Sunday, September 20, 2009

Rosh Hashanah Review

Shana tova! Rosh Hashana weekend was a whirlwind, but I'll share the highlights with you while the spirit's still in the air.

I davened at Kedem for most of the services (Friday night and Saturday and Sunday morning), which was really beautiful. I really enjoyed being in the company of other students (mostly from Pardes and the Conservative Yeshiva), especially because we all put our souls into the davening and made sure that we sang with energy! There was one particular piyut (a liturgical poem) that we sang that wasn't in the machzor (the RH/Yom Kippur prayerbook), but everyone was given the text on a handout. It was a call and response between the prayer leader and the congregation about crowning G-d king (a common theme in the RH liturgy), and it was so upbeat that people were dancing in the aisles!

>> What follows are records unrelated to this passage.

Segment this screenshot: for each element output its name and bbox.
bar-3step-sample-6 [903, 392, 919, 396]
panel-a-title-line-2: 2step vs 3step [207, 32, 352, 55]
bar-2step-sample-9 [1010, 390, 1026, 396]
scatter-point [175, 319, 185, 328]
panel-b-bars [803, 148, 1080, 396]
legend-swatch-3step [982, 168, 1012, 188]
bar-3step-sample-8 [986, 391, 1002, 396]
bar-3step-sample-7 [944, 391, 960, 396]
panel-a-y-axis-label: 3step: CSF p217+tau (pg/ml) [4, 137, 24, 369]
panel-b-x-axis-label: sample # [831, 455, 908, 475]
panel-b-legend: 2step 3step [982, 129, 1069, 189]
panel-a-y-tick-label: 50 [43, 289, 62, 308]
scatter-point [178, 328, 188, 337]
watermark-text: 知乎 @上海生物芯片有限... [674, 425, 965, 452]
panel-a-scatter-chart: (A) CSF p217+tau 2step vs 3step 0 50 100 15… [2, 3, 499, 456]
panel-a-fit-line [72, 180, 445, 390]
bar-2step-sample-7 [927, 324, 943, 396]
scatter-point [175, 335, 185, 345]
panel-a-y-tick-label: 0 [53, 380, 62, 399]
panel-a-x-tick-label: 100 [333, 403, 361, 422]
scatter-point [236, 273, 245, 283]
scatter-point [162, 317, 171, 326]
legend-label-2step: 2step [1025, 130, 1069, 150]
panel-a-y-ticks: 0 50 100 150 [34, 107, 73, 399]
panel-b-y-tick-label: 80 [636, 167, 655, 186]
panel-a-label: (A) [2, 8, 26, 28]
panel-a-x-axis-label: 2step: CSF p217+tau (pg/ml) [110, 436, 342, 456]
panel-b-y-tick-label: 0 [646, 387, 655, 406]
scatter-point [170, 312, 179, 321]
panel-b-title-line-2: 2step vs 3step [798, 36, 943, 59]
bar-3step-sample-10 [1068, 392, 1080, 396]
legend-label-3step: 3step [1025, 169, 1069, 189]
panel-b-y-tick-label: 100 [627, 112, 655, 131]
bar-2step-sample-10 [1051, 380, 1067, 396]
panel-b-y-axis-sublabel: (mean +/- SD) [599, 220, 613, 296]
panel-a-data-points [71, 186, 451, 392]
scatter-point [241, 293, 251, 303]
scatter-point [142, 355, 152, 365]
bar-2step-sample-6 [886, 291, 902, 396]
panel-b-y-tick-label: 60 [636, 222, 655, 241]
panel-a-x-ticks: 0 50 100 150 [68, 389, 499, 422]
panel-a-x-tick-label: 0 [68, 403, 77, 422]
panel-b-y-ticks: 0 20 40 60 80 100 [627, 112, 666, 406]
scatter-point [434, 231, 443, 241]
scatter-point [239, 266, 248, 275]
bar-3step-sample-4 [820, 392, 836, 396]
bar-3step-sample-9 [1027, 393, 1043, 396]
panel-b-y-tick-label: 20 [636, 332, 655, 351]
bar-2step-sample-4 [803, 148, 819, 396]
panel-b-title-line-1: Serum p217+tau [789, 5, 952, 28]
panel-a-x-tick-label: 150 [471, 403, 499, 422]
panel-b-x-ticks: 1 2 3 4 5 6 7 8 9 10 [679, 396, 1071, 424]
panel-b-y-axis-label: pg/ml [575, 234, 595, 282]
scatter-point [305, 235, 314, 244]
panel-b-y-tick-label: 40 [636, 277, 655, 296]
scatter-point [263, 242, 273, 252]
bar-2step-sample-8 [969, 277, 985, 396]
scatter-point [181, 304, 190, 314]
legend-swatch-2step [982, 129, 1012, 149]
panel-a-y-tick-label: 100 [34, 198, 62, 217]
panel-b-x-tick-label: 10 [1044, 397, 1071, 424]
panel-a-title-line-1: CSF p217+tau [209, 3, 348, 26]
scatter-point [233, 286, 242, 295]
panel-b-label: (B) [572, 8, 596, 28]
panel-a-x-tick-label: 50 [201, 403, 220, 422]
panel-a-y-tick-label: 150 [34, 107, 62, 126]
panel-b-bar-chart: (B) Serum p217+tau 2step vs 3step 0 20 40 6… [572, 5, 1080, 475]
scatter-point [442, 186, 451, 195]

All of the learning surrounding the themes of the high holidays during the past three weeks had a significant impact on my prayer experience this weekend. I was able to connect to the overarching structure of the liturgy much more easily than I had in years past, and the Hebrew came much more naturally. Nevertheless, the height of my prayer experience was during tekiat shofar (the blowing of the shofar - the ram's horn). The drama was heightened because we don't blow shofar on Shabbat, so we didn't hear the shofar until halfway through Sunday's services. The anticipation had certainly been building with each mention of the great sound of the shofar in the liturgy, and I was a bit nervous that hearing the shofar wasn't going to live up to my lofty expectations. It's a mitzvah just to hear the shofar on RH, and as my halakha teacher said, just hearing it is enough, even if it doesn't stir your soul in any particular way. But this Rosh Hashanah, as the tekiah gedolah (the sustained note on the shofar) was sounded, I truly felt G-d calling me to tshuva, to return to my true self.

The other major part of the weekend besides the davening was the eating - but feasting is more like it. I had four enormous meals over the course of the weekend with friends, families, and teachers (and their families), and sharing the experience of renewal in these intimate settings really rounded out the RH experience. And luckily for my stomach, tomorrow's a minor fast day! It's Tzom Gedaliah, and according to chabad.org, this means the "fast on the third of Tishrei, commemorating the assassination of Gedaliah ben Achikam, governor of the First Jewish Commonwealth in the Holy Land; after this assassination, Jewish autonomy came to an end." I was talking w/ some friends today about these minor fasts that appear on the calendar but don't get much attention from Sunday school teachers covering the Jewish holidays - this one in particular seems very obscure and hard to connect with, and one friend was saying how she may not fast tomorrow because she doesn't like to take on new practices without first studying their history and meaning. This sounds like a pretty reasonable position - why do something so obscure just to do it? Isn't it more meaningful if your practice is rooted in an informed context? On the other hand, there's a Jewish principle called "naaseh v'nishma" which means "We will do and then we will understand." Often Jewish practices have to be performed in order to experience the full meaning, even if a person doesn't fully understand all of the whys underlying them. Understanding comes through the fulfillment of the mitzvah (and in subsequent study).

What's your opinion on this concept? How do you experience taking on a new practice or ritual in your life?